Vous avez joué avant Noël contre les anciens du HCFM de 2000-2001, qui étaient d’anciens champions  romands. Quelle comparaison pouvez-vous faire entre ces deux équipes?
A l’époque, il m’est arrivé de jouer contre eux avec le HC Moutier. Il me semble alors que le jeu était beaucoup plus dur. Les charges étaient plus nombreuses et plus méchantes; les parties étaient moins plaisants ! Aujourd’hui, notre jeu est davantage tactique et technique. En somme, il est très différent.

Imaginons un match opposant l’équipe du HCFM actuelle à la formation d’il y a 10 ans. Qui aurait remporté la partie?
Il n’y a pas lieu de faire une comparaison. En 10 ans, trop de choses ont changé. Je pense néanmoins que l’équipe d’aujourd’hui aurait eu de la peine à battre cet adversaire.

Quelles sont les forces de la formation actuelle?
Notre point fort, c’est d’abord notre gardien. Il nous tient la partie dans tous les matches. En outre, on travaille aussi bien devant que derrière  et nous avons un bon fond de jeu.  De plus, on a une très bonne tactique de jeu. On voit bien que si l’on applique correctement notre système de jeu, personne ne peut nous battre. C’est la raison pour laquelle on fait parti du trio de tête.

Et les faiblesses?
On dribble beaucoup trop dans les zones dangereuses. Parfois, on a également un peu de mal à faire correctement notre première passe ; c’est un paramètre très important.

Avant de reprendre le championnat après la pause de Noël, votre équipe est 2ème au classement. S’agissait-il de l’objectif fixé au début de la saison?
Notre objectif, c’était d’être dans les quatre premiers. Du reste, maintenant que nous sommes deuxièmes, il est vrai que nous aimerions rester à cette place. Cela ne va pas être évident puisqu’il nous reste 3 matchs difficiles à disputer et que Guin va monter en puissance.

Red Ice, c’est l’équipe à battre. En janvier,  pourra-t-on compter sur vous pour lui infliger sa première défaite?
On espère vraiment les battre. Je crois que si on applique le jeu comme on sait le faire, on est capable de les avoir. En effet, il n’est pas évident de nous mettre en difficulté lorsque nous-mêmes jouons chacun à nos positions. Je pense que l’on peut créer la surprise; ce serait vraiment le top!

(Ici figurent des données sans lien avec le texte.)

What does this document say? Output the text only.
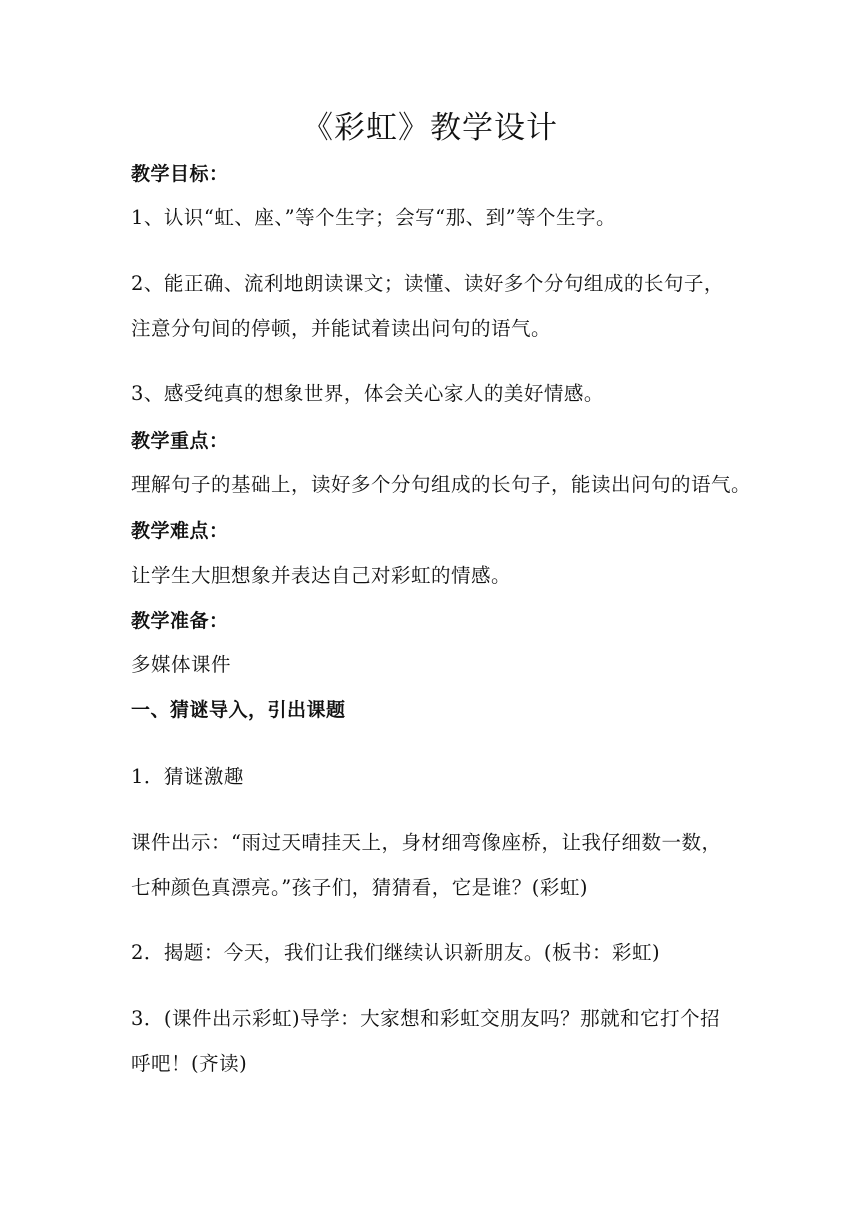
《彩虹》教学设计
教学目标：
1、认识“虹、座、”等个生字；会写“那、到”等个生字。
2、能正确、流利地朗读课文；读懂、读好多个分句组成的长句子，
注意分句间的停顿，并能试着读出问句的语气。
3、感受纯真的想象世界，体会关心家人的美好情感。
教学重点：
理解句子的基础上，读好多个分句组成的长句子，能读出问句的语气。
教学难点：
让学生大胆想象并表达自己对彩虹的情感。
教学准备：
多媒体课件
一、猜谜导入，引出课题
1．猜谜激趣
课件出示：“雨过天晴挂天上，身材细弯像座桥，让我仔细数一数，
七种颜色真漂亮。”孩子们，猜猜看，它是谁？(彩虹)
2．揭题：今天，我们让我们继续认识新朋友。(板书：彩虹)
3．(课件出示彩虹)导学：大家想和彩虹交朋友吗？那就和它打个招
呼吧！(齐读)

La qualification pour les play-off est quasiment acquise. Vous retrouvera-t-on cette année en finale?
On n’espère que ça! Moi, je suis encore là parce que j’ai vraiment envie de parvenir en finale. Quand on pratique le hockey, si on ne convoite pas la finale, on a meilleur temps de ne pas jouer. Pour moi, c’est vraiment un objectif à atteindre. Du coup, si on parvient en finale et qu’en plus on est sacré champion romand, je pense que j’arrêterais tout (rires)! C’est vrai que ce serait merveilleux. C’est mon rêve depuis que je pratique le hockey en première ligue. C’est vraiment ce qui me manque!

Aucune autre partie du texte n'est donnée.